Kini, aku hanya dapat berdoa, semoga Allah mengaruniakan kesehatan yang sempurna kepadaku, menunjukkan jalan ke arahnya—meski aku punya sedikit rasa bahwa aku sudah diberitahu caranya. Kesehatan badan dan jiwa memang sepertinya berjalan berdamping-dampingan, saling bergandengan tangan. Keduanya harus sama-sama kukuh, kuat, tegap melangkah. Jika salah satunya gontai, maka lainnya akan menopang beban yang lebih berat dari dirinya sendiri—dan yang seperti itu tidak sesuai dengan fitrah. Aku, sementara itu, sudah lama percaya bahwa manusia sejatinya adalah mahluk spiritual.
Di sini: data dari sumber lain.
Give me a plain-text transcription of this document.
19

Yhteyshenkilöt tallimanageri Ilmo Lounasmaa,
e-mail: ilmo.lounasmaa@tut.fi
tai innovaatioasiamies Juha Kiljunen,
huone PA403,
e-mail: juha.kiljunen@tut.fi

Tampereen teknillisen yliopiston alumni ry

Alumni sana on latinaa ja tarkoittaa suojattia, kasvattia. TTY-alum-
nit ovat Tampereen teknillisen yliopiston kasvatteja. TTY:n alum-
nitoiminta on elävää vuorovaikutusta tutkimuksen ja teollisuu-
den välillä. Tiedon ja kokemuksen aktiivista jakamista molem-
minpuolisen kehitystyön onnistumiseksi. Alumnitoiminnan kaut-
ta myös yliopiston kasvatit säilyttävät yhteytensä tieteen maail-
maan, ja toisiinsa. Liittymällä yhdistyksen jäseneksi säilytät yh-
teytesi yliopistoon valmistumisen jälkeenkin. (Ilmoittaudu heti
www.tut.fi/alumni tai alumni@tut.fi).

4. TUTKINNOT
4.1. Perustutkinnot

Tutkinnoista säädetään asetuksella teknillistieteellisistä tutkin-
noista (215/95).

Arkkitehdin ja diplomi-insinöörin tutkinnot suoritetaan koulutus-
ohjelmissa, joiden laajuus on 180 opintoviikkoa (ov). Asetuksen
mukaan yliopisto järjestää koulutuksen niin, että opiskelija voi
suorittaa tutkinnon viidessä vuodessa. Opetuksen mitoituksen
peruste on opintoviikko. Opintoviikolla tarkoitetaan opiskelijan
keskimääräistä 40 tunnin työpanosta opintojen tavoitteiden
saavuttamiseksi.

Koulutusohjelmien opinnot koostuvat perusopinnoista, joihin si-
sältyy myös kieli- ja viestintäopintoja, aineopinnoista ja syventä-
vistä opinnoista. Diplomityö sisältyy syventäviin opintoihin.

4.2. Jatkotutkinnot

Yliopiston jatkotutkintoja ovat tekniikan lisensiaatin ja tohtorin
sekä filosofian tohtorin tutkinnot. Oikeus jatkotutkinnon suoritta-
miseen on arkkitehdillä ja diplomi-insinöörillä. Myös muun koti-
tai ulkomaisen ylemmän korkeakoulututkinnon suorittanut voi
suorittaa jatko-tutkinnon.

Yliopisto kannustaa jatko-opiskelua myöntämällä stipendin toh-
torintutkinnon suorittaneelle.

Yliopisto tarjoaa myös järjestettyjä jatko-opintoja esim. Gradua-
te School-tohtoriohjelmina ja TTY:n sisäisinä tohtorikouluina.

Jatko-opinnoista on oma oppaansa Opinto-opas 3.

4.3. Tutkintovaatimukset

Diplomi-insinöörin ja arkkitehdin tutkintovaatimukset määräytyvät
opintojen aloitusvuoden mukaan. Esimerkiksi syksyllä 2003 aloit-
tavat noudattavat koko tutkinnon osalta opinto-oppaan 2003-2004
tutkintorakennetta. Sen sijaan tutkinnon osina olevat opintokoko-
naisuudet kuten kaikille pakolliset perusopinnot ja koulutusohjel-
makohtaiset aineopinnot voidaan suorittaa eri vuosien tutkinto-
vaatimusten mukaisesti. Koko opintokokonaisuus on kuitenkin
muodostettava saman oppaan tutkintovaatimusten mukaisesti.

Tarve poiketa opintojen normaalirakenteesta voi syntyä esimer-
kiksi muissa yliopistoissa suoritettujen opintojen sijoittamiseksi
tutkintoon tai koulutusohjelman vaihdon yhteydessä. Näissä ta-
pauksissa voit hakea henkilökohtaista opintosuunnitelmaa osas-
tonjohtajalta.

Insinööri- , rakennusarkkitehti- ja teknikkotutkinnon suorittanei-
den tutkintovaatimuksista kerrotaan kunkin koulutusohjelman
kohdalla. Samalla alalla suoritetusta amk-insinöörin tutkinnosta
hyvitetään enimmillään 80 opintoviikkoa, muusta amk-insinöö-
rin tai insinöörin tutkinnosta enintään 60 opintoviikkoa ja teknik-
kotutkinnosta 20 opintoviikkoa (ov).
Mahluk, yang artinya ciptaan, sebagai lawan dari Khaliq. Khaliq itu tunggal, sedangkan mahluk jamak. Inilah penjelasan yang paling memuaskan, terlebih bila dibandingkan dengan segala zoon dan homo itu... zoon politicon, homo economicus... entah apa-apa. Mungkin orang-orang yang dari kecilnya belajar agama merasa istilah-istilah itu memukau. Namun, buatku yang dari kecil sudah terbiasa dengan nama-nama dinosaurus yang berbahasa Latin, terbiasa mendengarkan gubahan-gubahan Tchaikovsky, Brahms, Wagner dan sebagainya itu, istilah-istilah mahluk dan Khaliq lebih memukau. [ini tentu suatu pembenaran yang sekenanya]
Jika kutuliskan juga di sini, mungkin janjiku tidak tunai-tunai juga. Namun, entah bagaimana caranya, aku selalu tidak enak badan tidak enak hati ketika berniat menunaikan janji itu—sedangkan aku memerlukan suasana hati dan kesehatan badan yang sempurna untuk melakukannya. Mendengar apa yang terjadi di Tolikara apalagi Suriah, badanku rasanya lungkrah, hatiku terasa masygul mencelos. Apa betul Pancasila dan UUD 1945 adalah obat bagi itu semua? Apa bukan istighfar dan shalawat yang sebanyak-banyaknya?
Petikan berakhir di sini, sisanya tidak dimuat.